Sabato, 26 Mag, 2018

Padoan rassicura: per le banche venete soluzione vicina

Banche venete, Mustier: sono ottimista Dietro il dissesto delle banche venete, spunta l'ombra della Germania
Remigio Civitarese | 14 Giugno, 2017, 12:56

Dal ministro Padoan e dalla Commissione europea sono arrivate oggi indicazioni confortanti. Secondo il quale "la soluzione non contemplerà alcuna forma di bail-in" con gli "obbligazionisti senior e depositanti" che "saranno in ogni caso pienamente garantiti".

In relazione all'andamento delle discussioni in corso su Veneto Banca e Banca Popolare di Vicenza, il Ministro dell'Economia e delle Finanze Pier Carlo Padoan comunica che "la soluzione è ormai prossima e che le interlocuzioni con le istituzioni europee sono incoraggianti". "I depositi saranno in ogni caso pienamente garantiti". Sul dossier venete ha parlato anche il commissario Ue Valdis Dombrovskis in una conferenza stampa.

Oggi è in programma il Cda di Popolare Vicenza mentre domani dovrebbe seguire quello di Veneto Banca: c'è attesa quindi di conoscere almeno qualche indizio del possibile accordo che sbloccherebbe la difficile situazione degli istituti veneti. "Posso solo assicurare nuovamente che lavoriamo strettamente con le autorità italiane".

La soluzione prescelta sarebbe quella tradizionale del "burden sharing", usata prima del bail-in, che prevede il riacquisto da parte dello Stato delle obbligazioni subordinate e la loro conversione in azioni, per favorire l'ingresso di nuovi soci privati. "Ci sentiamo rassicurati e anche il mercato ha preso bene la cosa: abbiamo visto la quotazione dei bond senior recuperare il 10%". Non è detto che l'intervento delle banche sia definito sulla base delle rispettive quote di partecipazione nel fondo interbancario.

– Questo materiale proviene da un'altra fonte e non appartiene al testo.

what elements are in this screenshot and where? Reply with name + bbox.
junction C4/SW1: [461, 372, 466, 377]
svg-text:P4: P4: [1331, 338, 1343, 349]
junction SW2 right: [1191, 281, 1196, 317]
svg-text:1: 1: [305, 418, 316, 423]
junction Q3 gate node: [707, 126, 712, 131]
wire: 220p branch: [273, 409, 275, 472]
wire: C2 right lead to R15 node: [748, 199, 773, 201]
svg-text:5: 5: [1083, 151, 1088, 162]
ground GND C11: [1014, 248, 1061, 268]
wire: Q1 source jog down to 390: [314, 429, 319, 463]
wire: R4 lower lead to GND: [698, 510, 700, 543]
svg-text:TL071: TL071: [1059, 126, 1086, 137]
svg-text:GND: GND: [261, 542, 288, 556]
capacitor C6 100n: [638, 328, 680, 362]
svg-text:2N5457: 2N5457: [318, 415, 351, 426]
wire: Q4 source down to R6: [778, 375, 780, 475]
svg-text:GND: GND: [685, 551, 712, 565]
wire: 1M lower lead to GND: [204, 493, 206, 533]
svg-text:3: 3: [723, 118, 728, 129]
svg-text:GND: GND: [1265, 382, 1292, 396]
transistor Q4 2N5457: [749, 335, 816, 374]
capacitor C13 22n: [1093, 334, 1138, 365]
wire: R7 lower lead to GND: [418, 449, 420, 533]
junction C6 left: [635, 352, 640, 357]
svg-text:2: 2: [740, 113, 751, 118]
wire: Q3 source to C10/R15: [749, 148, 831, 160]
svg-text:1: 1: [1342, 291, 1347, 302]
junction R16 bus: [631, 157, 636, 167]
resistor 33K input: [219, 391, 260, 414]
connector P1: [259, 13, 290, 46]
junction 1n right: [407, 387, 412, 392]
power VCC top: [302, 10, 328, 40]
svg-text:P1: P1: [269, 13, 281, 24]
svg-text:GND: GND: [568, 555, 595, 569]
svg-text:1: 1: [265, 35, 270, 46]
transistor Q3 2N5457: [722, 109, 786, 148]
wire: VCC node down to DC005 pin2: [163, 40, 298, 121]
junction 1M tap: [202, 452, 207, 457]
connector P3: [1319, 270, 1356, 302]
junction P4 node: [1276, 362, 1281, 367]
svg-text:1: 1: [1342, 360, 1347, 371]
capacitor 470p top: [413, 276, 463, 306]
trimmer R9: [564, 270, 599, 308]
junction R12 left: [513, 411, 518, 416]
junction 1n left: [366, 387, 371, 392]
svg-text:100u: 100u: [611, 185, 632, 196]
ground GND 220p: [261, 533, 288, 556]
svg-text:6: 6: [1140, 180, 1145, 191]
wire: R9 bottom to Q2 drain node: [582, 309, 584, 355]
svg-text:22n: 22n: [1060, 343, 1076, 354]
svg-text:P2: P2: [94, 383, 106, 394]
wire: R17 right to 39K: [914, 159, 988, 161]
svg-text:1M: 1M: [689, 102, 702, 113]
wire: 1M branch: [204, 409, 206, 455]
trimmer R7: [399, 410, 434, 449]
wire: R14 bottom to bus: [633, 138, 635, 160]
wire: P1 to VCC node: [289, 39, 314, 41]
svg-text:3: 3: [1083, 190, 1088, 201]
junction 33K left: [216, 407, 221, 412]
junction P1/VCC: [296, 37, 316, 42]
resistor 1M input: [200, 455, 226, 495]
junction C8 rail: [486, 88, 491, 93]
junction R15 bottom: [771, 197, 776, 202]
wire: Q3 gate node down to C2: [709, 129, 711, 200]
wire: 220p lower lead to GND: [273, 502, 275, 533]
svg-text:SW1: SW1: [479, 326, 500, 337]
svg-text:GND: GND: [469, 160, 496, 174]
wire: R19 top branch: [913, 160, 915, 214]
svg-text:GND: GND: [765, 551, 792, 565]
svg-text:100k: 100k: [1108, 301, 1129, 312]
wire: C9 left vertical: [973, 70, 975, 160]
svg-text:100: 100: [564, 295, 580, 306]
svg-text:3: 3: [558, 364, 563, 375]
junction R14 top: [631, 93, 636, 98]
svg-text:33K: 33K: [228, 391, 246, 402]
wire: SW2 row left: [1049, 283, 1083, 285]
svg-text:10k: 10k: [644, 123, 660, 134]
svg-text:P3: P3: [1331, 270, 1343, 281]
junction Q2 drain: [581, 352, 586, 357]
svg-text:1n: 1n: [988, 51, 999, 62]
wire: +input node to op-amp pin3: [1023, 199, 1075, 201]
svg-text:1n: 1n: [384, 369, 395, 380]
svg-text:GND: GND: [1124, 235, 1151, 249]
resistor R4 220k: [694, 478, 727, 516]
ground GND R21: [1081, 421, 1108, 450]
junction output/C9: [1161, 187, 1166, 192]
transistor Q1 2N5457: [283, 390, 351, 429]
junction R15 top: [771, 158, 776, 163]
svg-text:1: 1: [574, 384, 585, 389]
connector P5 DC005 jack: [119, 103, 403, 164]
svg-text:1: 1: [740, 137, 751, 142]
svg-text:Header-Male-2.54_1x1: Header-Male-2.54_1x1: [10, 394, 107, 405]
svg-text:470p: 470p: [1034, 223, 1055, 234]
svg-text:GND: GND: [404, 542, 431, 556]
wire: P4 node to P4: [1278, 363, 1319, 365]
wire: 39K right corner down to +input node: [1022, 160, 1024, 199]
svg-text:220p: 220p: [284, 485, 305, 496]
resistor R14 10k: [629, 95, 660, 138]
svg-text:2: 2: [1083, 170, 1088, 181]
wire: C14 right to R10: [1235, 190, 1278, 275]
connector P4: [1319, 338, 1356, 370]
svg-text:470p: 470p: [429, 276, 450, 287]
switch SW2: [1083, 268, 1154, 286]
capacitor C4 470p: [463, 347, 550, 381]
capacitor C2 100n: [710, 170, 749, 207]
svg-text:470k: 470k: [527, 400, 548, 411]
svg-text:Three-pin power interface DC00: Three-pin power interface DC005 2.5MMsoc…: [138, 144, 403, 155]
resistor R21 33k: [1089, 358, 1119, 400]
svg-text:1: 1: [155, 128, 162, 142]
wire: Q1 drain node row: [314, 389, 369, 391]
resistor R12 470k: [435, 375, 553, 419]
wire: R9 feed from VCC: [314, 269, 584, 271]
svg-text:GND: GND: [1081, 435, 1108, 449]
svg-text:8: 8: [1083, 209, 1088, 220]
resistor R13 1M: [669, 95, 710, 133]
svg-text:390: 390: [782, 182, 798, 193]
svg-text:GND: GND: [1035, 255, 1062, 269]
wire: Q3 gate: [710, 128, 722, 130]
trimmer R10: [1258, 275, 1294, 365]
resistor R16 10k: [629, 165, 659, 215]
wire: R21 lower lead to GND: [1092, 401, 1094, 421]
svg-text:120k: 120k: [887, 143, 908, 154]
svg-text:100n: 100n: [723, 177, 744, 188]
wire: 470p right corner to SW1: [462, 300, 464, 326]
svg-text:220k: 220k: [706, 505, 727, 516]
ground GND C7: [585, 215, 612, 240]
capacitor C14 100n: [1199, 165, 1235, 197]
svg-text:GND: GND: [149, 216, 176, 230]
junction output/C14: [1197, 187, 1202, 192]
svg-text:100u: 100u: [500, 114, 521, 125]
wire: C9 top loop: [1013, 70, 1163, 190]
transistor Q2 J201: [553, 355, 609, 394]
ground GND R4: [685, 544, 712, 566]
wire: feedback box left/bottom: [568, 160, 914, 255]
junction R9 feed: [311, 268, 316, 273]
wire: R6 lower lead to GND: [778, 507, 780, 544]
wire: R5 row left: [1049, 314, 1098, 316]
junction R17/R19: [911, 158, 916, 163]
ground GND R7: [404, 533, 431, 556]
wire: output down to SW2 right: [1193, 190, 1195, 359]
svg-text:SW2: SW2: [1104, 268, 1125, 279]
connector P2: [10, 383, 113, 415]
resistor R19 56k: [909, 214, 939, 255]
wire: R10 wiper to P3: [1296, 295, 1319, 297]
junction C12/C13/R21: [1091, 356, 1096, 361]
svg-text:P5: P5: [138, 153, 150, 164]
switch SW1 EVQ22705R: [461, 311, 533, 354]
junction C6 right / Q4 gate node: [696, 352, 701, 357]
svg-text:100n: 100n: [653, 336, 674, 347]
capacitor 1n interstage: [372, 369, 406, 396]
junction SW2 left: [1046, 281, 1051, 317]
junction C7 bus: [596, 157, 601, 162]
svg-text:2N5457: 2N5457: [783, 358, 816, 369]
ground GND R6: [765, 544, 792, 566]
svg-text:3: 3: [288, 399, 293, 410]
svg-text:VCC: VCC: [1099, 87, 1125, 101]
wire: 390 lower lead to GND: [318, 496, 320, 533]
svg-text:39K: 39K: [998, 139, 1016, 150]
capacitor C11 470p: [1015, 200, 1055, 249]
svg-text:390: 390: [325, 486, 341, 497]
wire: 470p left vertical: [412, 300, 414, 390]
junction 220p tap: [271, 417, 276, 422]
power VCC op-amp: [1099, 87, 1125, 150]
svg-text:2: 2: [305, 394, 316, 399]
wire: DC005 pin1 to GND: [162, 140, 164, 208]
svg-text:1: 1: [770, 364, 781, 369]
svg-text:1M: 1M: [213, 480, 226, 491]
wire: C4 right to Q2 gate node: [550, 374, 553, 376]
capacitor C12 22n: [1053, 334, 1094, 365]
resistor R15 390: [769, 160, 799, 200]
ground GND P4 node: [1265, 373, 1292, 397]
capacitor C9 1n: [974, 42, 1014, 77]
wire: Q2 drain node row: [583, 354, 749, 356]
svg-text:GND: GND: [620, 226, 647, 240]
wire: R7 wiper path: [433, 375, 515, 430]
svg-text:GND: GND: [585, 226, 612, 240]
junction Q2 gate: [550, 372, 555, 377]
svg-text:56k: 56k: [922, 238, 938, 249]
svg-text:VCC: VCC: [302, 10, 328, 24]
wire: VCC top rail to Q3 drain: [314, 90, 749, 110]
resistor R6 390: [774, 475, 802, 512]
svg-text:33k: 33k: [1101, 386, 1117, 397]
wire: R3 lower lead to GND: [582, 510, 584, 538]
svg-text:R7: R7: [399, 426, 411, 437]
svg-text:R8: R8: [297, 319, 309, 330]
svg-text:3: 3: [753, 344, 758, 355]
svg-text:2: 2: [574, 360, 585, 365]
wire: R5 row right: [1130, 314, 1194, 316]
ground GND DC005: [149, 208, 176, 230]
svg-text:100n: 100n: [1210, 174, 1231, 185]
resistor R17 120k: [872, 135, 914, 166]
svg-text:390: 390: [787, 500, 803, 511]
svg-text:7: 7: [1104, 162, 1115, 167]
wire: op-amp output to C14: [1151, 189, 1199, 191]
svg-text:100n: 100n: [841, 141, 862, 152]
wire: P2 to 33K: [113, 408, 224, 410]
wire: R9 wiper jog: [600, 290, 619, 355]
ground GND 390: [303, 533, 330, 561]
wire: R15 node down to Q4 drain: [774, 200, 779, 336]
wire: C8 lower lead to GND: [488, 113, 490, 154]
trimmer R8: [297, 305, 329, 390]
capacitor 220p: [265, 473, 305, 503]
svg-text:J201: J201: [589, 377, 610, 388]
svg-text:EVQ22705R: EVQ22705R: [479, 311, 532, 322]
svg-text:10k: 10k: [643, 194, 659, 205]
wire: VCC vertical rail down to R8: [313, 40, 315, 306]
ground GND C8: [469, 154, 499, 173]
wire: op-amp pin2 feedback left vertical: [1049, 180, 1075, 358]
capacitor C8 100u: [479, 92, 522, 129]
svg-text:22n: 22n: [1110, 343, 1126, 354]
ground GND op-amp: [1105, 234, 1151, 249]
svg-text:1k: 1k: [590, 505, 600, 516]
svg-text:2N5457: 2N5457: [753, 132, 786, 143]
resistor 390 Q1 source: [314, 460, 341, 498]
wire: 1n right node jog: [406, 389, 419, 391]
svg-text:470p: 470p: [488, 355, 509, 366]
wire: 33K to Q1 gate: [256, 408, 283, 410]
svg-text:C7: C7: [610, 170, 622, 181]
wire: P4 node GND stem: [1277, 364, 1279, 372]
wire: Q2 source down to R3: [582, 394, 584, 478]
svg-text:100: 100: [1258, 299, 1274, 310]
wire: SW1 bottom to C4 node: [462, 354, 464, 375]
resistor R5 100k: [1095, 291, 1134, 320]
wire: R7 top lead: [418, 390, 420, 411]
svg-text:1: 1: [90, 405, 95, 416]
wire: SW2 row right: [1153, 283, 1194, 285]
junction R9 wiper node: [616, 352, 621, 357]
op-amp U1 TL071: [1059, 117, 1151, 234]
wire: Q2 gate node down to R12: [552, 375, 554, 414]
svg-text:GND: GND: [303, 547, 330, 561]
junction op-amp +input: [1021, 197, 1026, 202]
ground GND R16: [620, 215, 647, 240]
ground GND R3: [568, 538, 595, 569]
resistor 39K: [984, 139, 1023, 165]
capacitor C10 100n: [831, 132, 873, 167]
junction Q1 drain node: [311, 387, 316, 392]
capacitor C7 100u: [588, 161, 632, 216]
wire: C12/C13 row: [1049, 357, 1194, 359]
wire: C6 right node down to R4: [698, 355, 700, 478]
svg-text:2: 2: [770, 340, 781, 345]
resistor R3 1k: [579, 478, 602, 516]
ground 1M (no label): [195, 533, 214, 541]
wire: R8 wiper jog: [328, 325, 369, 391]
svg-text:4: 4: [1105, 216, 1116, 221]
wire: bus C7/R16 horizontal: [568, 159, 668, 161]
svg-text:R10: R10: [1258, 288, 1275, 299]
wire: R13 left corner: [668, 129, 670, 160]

E tale soluzione vedrà protagoniste UniCredit e Intesa SanPaolo, pronte a traghettare le due banche fuori dall'impasse in cui versano da mesi. In merito ai tempi Costa non si è sbilanciato, servirà "il tempo necessario". Nessuna missiva alla Bce, dunque, è partita ieri da Vicenza: il cda non ha dato seguito alle voci che nei giorni scorsi ipotizzavano la remissione del destino della banca nelle mani della Banca centrale europea - atto che avrebbe significato una tutela degli amministratori di fronte allo stallo sulla ricapitalizzazione precauzionale e di fronte ai possibili rischi in caso di fallimento.